I'm thinking particularly of the tax-dodging, tribunal-obstructing Bailey brothers, Michael and Tom.
On the day that the story about the Menolly munificence broke in the national press, the Irish Independent revealed that the Baileys faced being banned from running their own companies.
According to the story, the director of corporate enforcement, Paul Appleby, will later this year seek to have the brothers disqualified as company directors by the Commercial Court. "This would prevent the pair from having any involvement with their company, Bovale . . . or any other firm . . . for a fixed period of time or even permanently, " the story said.
Appleby's move against the Baileys is unprecedented in Irish business history and comes just a few weeks after it was revealed that the brothers had made a 25m settlement with the Revenue Commissioners in relation to unpaid tax going back more than 20 years. (And let us not forget that Michael Bailey made a £5m settlement back in 2000. ) Like the Taoiseach, there is a whiff of dodginess about the Baileys.
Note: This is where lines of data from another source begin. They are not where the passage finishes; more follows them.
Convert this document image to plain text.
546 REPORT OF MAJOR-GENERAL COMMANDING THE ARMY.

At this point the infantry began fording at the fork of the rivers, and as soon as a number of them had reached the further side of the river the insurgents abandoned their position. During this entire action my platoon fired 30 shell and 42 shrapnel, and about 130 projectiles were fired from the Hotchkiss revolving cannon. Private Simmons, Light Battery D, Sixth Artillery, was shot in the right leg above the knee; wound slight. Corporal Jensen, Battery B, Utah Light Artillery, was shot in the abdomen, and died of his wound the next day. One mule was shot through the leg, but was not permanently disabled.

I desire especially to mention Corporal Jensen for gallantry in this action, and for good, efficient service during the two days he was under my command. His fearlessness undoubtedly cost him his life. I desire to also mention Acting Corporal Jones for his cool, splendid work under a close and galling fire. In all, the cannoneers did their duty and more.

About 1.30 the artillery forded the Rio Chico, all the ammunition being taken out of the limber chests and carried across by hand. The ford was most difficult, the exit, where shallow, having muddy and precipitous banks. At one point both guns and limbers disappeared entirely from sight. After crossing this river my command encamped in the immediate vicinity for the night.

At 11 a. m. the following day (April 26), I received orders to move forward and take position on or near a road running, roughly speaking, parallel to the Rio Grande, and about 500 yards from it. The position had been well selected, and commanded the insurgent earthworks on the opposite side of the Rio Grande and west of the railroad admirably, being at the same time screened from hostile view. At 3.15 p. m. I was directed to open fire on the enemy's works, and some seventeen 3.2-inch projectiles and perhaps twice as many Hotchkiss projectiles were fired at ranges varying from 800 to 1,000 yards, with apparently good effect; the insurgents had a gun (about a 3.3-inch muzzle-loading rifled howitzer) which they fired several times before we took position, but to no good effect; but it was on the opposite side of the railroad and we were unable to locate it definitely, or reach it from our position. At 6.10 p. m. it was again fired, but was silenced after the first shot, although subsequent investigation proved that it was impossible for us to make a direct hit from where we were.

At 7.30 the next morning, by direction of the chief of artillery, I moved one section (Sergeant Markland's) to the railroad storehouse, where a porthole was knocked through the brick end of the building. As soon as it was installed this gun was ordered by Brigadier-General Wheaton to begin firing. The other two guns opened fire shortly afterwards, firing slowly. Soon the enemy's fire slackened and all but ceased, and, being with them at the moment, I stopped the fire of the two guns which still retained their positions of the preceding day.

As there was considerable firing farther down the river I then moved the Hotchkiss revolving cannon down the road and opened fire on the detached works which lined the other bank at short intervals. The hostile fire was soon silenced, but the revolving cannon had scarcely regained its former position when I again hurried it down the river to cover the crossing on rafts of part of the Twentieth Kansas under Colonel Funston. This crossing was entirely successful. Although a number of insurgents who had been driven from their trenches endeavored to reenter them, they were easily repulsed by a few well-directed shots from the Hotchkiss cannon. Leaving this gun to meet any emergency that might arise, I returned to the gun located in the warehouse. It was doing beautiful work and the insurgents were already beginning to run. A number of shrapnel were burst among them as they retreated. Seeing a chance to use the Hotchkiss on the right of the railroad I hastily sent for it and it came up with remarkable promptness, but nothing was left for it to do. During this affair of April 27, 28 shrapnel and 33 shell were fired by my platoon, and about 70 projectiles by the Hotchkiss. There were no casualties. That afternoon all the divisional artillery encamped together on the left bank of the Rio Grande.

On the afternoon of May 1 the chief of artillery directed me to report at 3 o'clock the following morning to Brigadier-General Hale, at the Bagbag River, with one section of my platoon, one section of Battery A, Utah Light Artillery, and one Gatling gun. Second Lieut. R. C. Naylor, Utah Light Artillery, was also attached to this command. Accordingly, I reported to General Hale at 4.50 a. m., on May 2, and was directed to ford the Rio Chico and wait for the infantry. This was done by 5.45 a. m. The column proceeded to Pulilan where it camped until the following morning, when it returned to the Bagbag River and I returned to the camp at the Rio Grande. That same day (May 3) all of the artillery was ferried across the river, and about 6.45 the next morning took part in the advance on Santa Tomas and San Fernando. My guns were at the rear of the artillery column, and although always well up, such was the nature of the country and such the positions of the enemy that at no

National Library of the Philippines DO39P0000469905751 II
As well as their enthusiastic tax evasion, they and their company played a key part in the Flood tribunal, which found that Michael Bailey had given a £30,000 under-the-table payment to James Gogarty, and that he had obstructed the tribunal's workings.
I'd be able to tell you a bit more about Michael had his financial records not been, terribly unfortunately, destroyed in a fire on the very same day that the Supreme Court was to decide whether he should have to give them over to Flood.
Anyway, Michael and Tom are members of Fianna Fail, according to Labour Party leader Pat Rabbitte.
They are also, Rabbitte pointed out in the Dail, "prominent donors to [the Taoiseach's] party and attendees at every significant Fianna Fail occasion. What signal does it send out to tax-compliant citizens, " Rabbitte asked, "that the perpetrators involved in this episode [the 25m settlement] are feted at every significant event held by the Fianna Fail party?"
The most recent of these events was the Galway Races, where Michael Bailey purchased a table at the Fianna Fail tent, which was also visited by the Taoiseach. The races were held just a few weeks after details of the tax settlement were revealed.
The message from the Taoiseach was clear: tax evasion does not put you beyond the pale; we welcome support from tax dodgers; my party's view of gifts from builders is one of high tolerance.
Maire Ardagh didn't lick it off the stones.